Figure 2. shows examples of a 3D Alvetex Scaffold culture cryosectioned and stained for immunofluorescence.

3. Example Data

PR-ALVETEX-SCAFFOLD-D052_fig-01

Figure 1. Haematoxylin and Eosin staining of Alvetex Scaffold cultures of HaCaT and HepG2 cells after cryosectioning and PFA fixation. Three different protocols have been used to freeze the samples; samples have been frozen directly (Method 1, A), soaked in sucrose before freezing (Method 2, B) or fixed before freezing (Method 3, C). For all protocols used the integrity of the scaffold is maintained.

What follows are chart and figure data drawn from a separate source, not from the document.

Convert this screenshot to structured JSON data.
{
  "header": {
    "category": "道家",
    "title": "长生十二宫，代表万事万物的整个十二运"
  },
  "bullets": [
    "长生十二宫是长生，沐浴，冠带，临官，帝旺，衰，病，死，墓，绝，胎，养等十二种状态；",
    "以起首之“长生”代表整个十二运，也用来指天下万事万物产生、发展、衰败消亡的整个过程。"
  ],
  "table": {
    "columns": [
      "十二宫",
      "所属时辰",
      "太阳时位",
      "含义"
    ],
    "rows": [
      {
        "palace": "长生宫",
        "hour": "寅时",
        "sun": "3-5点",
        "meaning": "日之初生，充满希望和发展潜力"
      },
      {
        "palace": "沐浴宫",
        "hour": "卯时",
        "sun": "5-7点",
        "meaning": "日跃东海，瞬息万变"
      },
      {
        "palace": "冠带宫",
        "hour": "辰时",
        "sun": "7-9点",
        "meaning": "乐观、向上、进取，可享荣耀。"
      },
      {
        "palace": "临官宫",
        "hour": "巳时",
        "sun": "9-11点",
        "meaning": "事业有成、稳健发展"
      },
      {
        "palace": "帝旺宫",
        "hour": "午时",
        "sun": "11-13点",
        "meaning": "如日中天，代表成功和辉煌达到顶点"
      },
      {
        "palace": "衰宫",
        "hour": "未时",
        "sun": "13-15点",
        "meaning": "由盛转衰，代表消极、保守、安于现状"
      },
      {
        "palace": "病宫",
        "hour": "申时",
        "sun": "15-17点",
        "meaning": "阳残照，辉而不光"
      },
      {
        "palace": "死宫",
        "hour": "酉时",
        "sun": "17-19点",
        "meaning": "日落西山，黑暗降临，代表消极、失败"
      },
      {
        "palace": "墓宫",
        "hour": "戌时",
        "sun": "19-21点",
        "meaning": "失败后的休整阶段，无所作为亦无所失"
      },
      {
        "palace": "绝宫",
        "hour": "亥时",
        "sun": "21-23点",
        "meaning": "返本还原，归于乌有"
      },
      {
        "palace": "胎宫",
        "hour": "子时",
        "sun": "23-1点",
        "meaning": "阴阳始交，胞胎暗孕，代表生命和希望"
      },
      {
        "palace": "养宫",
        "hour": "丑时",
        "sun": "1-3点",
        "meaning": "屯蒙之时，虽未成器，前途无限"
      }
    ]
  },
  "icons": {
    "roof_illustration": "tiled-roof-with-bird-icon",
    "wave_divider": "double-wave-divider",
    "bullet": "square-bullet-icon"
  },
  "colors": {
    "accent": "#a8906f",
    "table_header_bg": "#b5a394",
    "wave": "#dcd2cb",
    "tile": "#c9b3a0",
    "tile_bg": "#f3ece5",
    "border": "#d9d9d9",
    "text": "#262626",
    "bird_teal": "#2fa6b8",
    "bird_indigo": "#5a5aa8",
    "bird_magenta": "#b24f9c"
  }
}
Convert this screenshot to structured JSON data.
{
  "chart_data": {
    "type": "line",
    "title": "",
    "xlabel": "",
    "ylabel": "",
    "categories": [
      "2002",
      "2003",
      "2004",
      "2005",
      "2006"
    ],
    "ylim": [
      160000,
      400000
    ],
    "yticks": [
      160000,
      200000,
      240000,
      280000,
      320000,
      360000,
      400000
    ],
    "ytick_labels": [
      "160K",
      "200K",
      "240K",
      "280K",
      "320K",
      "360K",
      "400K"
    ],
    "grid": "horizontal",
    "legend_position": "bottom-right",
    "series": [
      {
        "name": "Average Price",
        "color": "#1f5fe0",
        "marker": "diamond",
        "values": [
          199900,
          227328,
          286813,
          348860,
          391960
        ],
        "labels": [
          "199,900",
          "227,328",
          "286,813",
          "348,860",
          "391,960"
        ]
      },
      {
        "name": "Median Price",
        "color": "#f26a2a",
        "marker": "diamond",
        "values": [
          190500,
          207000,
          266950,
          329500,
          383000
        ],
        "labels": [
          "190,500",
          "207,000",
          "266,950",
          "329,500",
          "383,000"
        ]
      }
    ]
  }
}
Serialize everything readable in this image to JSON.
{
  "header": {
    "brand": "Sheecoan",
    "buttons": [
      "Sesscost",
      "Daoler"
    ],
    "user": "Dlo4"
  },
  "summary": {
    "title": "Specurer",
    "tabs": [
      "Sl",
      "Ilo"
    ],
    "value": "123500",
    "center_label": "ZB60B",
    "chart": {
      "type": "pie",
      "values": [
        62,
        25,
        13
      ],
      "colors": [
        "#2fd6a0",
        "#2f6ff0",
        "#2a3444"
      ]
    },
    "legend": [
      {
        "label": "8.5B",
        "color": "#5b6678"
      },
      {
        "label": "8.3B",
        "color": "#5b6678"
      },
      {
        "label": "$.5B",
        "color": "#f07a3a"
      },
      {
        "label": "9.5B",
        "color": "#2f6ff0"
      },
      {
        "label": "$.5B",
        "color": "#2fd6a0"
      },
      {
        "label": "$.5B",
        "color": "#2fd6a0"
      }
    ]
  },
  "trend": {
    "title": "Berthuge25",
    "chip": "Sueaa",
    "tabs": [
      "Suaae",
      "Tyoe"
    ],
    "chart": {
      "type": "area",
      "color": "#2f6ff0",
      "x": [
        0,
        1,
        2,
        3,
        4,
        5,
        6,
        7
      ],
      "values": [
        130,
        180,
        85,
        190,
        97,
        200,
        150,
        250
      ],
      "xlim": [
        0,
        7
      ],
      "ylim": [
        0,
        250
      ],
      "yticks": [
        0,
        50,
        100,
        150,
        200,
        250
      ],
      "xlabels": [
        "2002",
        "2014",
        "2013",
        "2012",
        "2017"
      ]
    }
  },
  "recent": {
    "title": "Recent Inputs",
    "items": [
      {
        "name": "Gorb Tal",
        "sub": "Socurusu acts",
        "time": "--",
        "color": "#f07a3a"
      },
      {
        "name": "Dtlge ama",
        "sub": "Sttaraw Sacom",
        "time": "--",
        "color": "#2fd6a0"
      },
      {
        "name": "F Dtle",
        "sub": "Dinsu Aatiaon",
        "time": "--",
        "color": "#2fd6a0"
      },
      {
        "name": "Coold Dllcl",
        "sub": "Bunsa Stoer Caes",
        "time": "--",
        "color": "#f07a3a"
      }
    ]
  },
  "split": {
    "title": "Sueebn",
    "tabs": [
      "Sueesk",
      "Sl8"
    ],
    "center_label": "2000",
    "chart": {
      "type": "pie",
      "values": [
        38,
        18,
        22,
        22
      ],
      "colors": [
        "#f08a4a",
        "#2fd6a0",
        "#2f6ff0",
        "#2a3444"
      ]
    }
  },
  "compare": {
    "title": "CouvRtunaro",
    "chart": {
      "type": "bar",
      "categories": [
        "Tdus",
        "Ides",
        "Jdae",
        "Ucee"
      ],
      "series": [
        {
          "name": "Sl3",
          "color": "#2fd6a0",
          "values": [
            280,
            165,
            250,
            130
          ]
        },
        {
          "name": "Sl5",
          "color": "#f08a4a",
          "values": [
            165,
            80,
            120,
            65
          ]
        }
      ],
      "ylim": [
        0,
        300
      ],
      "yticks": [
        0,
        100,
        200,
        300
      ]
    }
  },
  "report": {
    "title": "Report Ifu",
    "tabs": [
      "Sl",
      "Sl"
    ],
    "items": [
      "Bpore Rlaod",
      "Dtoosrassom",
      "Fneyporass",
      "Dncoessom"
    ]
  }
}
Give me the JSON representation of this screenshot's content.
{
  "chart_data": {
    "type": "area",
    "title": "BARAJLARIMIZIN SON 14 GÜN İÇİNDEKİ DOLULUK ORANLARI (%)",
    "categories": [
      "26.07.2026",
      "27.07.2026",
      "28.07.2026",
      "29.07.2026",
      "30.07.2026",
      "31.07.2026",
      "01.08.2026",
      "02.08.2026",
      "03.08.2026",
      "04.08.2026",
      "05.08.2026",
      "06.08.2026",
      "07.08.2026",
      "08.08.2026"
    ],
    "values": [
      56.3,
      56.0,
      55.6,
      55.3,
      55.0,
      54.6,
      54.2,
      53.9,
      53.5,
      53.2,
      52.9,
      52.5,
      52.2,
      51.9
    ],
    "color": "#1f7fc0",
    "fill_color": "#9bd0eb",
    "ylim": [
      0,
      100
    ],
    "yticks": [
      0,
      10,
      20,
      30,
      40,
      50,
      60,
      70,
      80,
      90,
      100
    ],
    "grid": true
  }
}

PR-ALVETEX-SCAFFOLD-D052_fig-02

Figure 2. Immunocytochemical staining of cryosectioned Alvetex Scaffold 3D cell cultures. Scaffolds were directly frozen after culture, according to Method 1. HaCaT cells have been stained with an anti-keratin-10 antibody in red (A) and HepG2 cells have been stained with an anti-keratin 8 antibody in red (B). Nuclei have been counterstained in blue using a DAPI marker.